Aunque no existe una relación exacta entre ambos carburantes, las estadísticas muestran cómo el precio de la gasolina es habitualmente, como máximo, unos diez céntimos más caro que el del diésel. Sin embargo, en el transcurso de la primera parte de este año, esa brecha se ha profundizado, sobre todo a las puertas del verano. Desde el sector insisten en que son los precios de las materias primas en los mercados internacionales los que marcan la evolución del coste de la gasolina en las estaciones de servicio.

Sin embargo, las estadísticas proporcionadas por la Comisión Nacional de los Mercados y la Competencia (CNMC) reflejan cómo el margen que aplican las compañías al precio de la gasolina se ha incrementado en mayor proporción que el del diésel. Hasta junio, esa referencia ascendía a 21 céntimos por litro comercializado, frente a los 17 céntimos del mismo mes de 2018. Es decir, en un año, la ganancia que consigue el vendedor había subido un 23% para la gasolina. En el caso del gasóil, el margen de comercialización ha pasado de los 17 a los 19 céntimos, lo que supone un alza del 11%, prácticamente la mitad. Ha sido, además, un periodo en el que el coste de la materia prima ha descendido ligeramente, lo cual no justificaría el incremento del precio de un producto con respecto al otro.

La subida del coste de la gasolina ha llegado de la mano del repunte de las matriculaciones de vehículos que funcionan con este tipo de combustible. Entre enero y julio, el 61,7% de los coches que se pusieron en la calle eran de esa tipología frente a apenas un 27,5% de la modalidad diésel. Aproximadamente el 10% restantes eran híbridos o eléctricos, entre otras modalidades.

El auge de las ventas de los gasolina se ha ido consolidando con el paso de los meses por un declive de los diésel motivado por varios factores que aún influyen en la evolución del mercado. Por una parte, las restricciones a los motores de gasóleo en determinados centros urbanos, como Madrid, ha retraído a muchos compradores a adquirir un vehículo de esta modalidad, aunque desde las patronales insisten en que un coche nuevo diésel contamina un 90% menos que uno antiguo de gasolina o gasóleo. Por otra parte, las dudas en torno a la regulación futura que soportarán estos modelos sigue influyendo en los compradores a la hora de tomar una decisión sobre qué tipo de vehículo debe adquirir, de cara al medio y largo plazo.
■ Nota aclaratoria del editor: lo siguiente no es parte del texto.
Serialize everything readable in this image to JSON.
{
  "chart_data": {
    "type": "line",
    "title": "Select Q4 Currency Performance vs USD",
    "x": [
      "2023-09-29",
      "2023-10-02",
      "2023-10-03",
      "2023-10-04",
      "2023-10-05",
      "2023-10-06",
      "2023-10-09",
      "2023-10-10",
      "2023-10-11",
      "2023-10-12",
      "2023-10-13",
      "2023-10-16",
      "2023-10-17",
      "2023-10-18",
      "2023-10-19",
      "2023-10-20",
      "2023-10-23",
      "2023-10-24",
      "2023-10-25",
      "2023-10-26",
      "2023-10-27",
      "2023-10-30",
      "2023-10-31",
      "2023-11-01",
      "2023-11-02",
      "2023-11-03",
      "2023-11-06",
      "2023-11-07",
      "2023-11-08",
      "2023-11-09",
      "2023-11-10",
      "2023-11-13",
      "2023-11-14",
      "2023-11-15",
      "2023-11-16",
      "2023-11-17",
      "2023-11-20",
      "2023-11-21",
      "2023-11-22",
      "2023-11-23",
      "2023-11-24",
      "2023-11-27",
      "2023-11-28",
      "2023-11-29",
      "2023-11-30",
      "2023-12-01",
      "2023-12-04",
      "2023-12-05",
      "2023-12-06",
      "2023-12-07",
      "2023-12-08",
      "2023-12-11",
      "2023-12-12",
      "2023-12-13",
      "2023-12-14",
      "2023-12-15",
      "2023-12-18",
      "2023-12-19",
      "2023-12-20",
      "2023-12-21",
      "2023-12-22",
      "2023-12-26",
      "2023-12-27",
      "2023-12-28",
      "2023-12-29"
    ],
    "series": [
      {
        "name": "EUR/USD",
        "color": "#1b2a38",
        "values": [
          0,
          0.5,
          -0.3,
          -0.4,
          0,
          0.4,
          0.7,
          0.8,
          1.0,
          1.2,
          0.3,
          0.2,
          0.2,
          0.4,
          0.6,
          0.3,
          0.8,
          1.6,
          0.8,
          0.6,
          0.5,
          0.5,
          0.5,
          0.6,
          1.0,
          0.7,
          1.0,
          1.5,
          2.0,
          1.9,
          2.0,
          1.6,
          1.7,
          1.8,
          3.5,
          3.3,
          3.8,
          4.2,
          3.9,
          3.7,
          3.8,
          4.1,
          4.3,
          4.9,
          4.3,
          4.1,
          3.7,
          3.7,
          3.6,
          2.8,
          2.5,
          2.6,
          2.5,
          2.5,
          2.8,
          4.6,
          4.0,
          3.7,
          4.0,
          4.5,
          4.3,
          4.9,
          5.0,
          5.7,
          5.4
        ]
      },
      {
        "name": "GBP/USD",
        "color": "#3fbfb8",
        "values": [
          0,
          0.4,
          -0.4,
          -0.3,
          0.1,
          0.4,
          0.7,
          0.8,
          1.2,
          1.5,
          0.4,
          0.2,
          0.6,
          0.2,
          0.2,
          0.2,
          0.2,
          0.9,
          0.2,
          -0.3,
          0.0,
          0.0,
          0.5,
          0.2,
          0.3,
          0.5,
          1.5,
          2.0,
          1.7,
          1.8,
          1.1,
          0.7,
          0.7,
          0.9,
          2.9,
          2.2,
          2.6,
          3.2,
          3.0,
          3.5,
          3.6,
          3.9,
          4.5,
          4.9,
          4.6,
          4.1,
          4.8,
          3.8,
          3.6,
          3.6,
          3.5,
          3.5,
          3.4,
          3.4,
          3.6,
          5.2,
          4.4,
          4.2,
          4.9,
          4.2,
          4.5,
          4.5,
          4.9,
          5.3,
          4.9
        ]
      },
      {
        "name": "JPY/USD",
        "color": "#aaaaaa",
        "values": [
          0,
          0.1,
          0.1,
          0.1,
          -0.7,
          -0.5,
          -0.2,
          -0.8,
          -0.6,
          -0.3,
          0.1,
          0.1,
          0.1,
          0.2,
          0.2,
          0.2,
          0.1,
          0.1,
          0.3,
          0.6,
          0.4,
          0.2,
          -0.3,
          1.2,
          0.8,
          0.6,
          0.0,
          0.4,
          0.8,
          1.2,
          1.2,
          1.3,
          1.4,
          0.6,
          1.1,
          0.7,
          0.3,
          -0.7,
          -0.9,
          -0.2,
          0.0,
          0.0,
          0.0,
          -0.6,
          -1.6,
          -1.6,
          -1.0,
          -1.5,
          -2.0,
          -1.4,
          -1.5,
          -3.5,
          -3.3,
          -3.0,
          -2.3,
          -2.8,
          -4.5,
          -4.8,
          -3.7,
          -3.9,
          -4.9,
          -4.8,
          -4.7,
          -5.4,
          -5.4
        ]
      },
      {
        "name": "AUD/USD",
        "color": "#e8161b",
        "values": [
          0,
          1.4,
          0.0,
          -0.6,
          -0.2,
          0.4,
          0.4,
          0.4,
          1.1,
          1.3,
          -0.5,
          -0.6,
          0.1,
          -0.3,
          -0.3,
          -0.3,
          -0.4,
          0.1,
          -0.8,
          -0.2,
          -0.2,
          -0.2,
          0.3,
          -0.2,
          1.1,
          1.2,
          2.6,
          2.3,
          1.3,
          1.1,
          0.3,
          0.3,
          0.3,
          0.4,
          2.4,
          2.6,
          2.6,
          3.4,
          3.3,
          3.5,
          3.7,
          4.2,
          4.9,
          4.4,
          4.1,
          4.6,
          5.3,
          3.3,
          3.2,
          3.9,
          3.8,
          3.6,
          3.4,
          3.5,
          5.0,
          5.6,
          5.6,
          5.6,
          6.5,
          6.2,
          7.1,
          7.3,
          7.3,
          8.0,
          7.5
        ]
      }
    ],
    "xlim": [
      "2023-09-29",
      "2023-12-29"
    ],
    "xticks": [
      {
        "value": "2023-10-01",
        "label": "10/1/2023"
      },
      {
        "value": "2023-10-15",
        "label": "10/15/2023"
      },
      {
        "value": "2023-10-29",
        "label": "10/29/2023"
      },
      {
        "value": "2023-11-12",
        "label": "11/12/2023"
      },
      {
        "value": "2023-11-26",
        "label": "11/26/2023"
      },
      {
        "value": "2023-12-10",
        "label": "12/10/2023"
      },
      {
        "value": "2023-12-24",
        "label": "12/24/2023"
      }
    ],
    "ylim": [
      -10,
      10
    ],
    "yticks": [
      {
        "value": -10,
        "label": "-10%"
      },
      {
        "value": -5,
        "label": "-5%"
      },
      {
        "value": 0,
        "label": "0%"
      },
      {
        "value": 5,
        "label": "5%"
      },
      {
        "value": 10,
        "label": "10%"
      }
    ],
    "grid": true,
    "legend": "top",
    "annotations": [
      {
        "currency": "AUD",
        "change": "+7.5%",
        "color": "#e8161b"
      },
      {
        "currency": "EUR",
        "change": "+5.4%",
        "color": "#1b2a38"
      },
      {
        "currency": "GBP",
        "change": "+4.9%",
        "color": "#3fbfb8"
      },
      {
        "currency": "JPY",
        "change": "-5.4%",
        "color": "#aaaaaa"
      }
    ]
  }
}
A la espera de la subida fiscal

Además, el repunte de las ventas de gasolina se produce sin completar la subida de impuestos que penalizaría el coste del diésel. Se trata de una medida incluida en el proyecto de Presupuestos del Estado para 2019 que finalmente no obtuvo el visto bueno del Congreso, y que derivó en las elecciones generales. Esa propuesta suponía dejar de beneficiar fiscalmente al gasóleo, como hasta ahora, lo que conllevaría un incremento de 3,8 céntimos de euro por litro para este año, si hubiera entrado en vigor el 1 de enero. Esta medida, que el Ejecutivo quiere implantar si sale adelante la investidura -«sostenibilidad medioambiental», justificó Pedro Sánchez en las Cortes- también frena ese mercado.